Tony Love – 93 Points
Sourced from one vineyard in the northern Coonawarra, in fact one block out of that vineyard. A wine with lots of history and grand tradition to uphold in provenance and wine style, and such a pleasure to taste one of the great Aussie cabernets in its latest, and totally respectful outing. It’s the wine equivalent of an exhibition of great Australian landscapes by Streeton, Roberts and McCubbin. Moody of its place and variety – dark berry, dark choc mint, but not eucalypt green, and polished leather, it’s tight in the drinking, with plenty of acidity driving line and length, while fruit expression holds back a bit. Stoic, old school, not loud nor brash. But definitely focused on structure and power. Many a grandfather will come over all nostalgic at this one.
Angus Hughson – 94 Points
Jacaranda Ridge is a classic, old-school Coonawarra Cabernet. These are not fruity, supple wines made for Summer drinking – they are serious reds that demand time before they give up all their secrets. But with time they showcase why, for decades, Coonawarra has been one of our country’s favourite regions for cellaring Cabernet.
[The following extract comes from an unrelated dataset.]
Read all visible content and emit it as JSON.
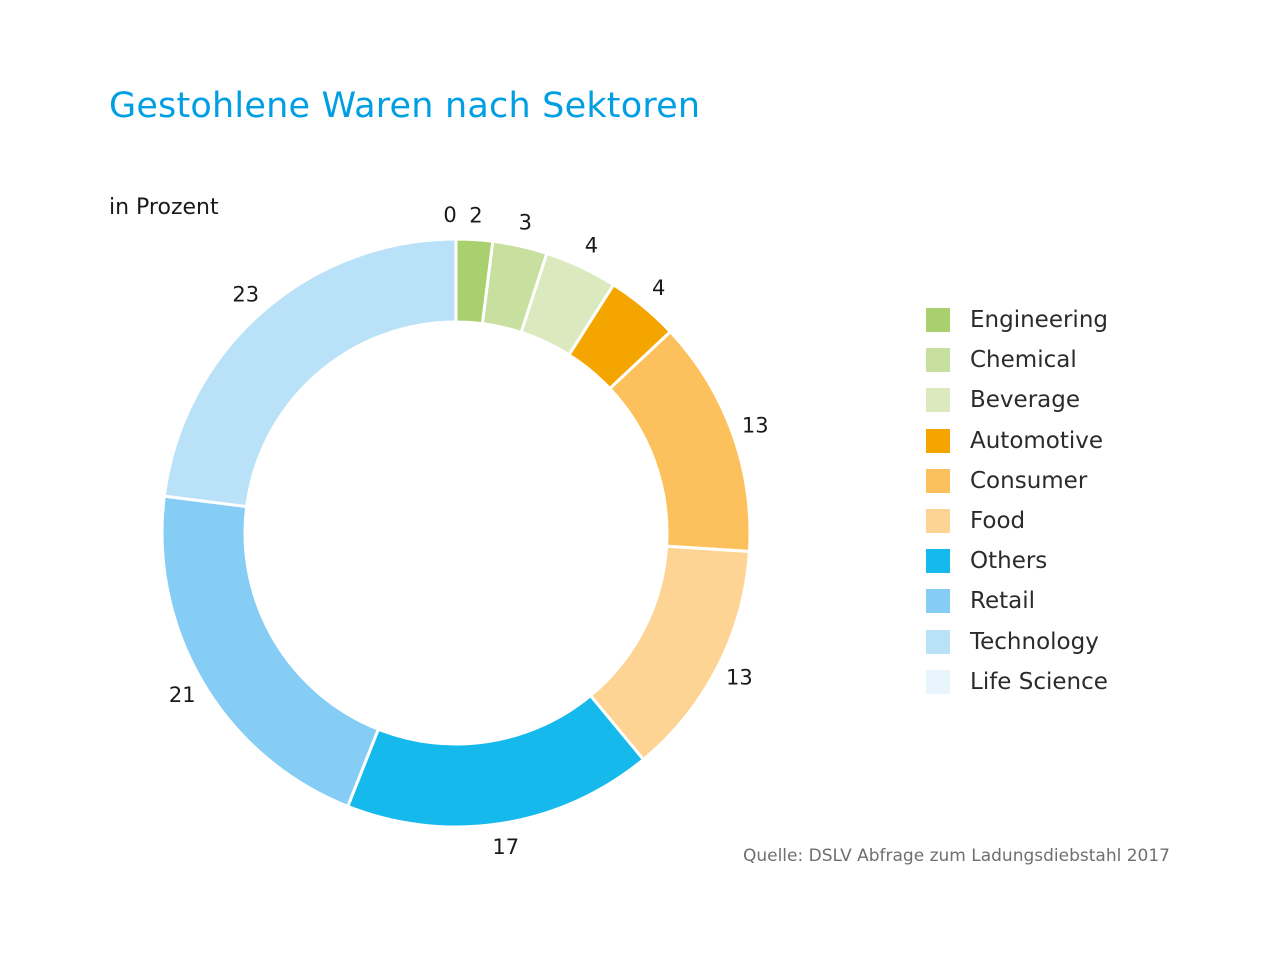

It starts out pretty and elegant – leafy aromas with that classic Coonawarra choc-mint, and fruit pastille aromas with touches of dried thyme and oregano. It is then like all great Cabernet should be – reserved and elegant in the mouth, but under its velvet exterior sits a muscular, tannic frame – a firm core made to cellar. This is not a big wine but has great fruit length and balance suggesting a long life ahead.
Orlando Centenary Hill Shiraz 2015
Angus Hughson – 96 Points
Centenary Hill has had a makeover – Jacobs Creek is gone and Orlando is back and it has delivered a classic expression of Barossa Shiraz, as you’d expect.
This is a crowd-pleasing Barossan from start to finish which is hearty, flavoursome and hard to put down. The wine is deeply coloured and flavoured with ripe mocha, mulberry and baked earth fruit aromas well supported by new toasty oak. It is then ripe and chewy with firm tannins, matched with layers of ripe, licorice scented fruit. The overriding impression is balance – all the pieces sit well together in a bold style. Yes it will age well, very well, and is a bit of a sleeper, but is also a great drink right now.
Jeni Port – 90 Points
A return to a style of Barossa shiraz that packs a flavour punch, stands bold and rich and is utterly beyond the cares of the modern alcohol-oak diet that some Shiraz have been on. What’s more, it is unapologetic.
An impressively youthful garnet in colour for a five-year-old. Wood smoke, toast, mocha, chocolate – there is some expensive oak in residence – mixes with blackcurrant, spice, dried herbs, earth.
A lush and expansive Shiraz filling the mouth with a wall of fruit flavour that goes head to head with the oak relieved by strong, bracing tannins. It’s working on a long life.